Ann bought five different kinds of fruit: apples, oranges, pears, mangoes, and bananas. If the number of apples that Ann bought was twice the number of oranges and if the number of pears that Ann bought was the same as the number of apples and oranges combined, what fraction of the total number of pieces of fruit that Ann bought were pears?
(1) Ann bought a total of 18 pieces of fruit.
(2) Ann bought 5 bananas.
We have 5 variables (a,o,p,m,b) and 2 equations (a=2o, p=a+o) in the original condition, but only 2 equations are given by the conditions, so there is high chance (E) will be the answer.
Looking at the conditions together, a+o+p+m+b=18, b=5, but a=2o, p=a+o=3o still does not give the number of p, so is insufficient, making the answer (E).

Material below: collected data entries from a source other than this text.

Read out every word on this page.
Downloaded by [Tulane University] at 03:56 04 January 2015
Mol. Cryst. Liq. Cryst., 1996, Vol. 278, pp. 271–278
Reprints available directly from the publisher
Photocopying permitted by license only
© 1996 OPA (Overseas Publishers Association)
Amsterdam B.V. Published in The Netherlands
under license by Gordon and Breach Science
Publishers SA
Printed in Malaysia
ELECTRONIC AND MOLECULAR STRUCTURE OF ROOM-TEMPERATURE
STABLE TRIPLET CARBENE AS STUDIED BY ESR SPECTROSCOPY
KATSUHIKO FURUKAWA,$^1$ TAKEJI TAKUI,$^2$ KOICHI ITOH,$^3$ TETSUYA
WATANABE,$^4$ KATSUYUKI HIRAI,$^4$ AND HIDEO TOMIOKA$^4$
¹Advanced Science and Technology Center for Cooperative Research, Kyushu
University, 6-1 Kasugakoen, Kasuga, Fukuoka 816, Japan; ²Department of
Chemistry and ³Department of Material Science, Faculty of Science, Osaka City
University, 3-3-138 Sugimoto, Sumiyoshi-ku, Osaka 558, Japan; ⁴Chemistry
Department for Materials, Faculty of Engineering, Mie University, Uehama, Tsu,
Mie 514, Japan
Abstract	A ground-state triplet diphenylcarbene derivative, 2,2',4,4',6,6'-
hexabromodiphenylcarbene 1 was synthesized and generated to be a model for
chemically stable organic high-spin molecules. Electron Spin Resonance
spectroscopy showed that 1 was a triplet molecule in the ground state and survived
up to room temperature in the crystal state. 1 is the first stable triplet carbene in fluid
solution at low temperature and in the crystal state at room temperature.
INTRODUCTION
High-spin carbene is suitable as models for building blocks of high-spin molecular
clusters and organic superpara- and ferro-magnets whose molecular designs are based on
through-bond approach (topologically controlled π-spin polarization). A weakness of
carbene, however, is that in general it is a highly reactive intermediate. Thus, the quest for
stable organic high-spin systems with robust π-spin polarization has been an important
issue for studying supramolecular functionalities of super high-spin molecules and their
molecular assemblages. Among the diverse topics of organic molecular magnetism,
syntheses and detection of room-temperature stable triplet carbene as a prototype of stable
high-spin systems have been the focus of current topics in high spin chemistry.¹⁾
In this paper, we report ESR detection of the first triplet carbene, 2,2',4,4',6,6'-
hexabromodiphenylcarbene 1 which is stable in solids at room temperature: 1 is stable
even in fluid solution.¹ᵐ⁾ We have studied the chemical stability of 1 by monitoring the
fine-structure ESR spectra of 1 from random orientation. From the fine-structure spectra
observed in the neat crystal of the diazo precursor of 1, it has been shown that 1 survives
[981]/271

For cases where we need 3 more equations, such as original conditions with “3 variables”, or “4 variables and 1 equation”, or “5 variables and 2 equations”, we have 1 equation each in both 1) and 2). Therefore, there is 80% chance that E is the answer (especially about 90% of 2 by 2 questions where there are more than 3 variables), while C has 15% chance. These two are the majority. In case of common mistake type 3,4, the answer may be from A, B or D but there is only 5% chance. Since E is most likely to be the answer using 1) and 2) separately according to DS definition (It saves us time). Obviously there may be cases where the answer is A, B, C or D.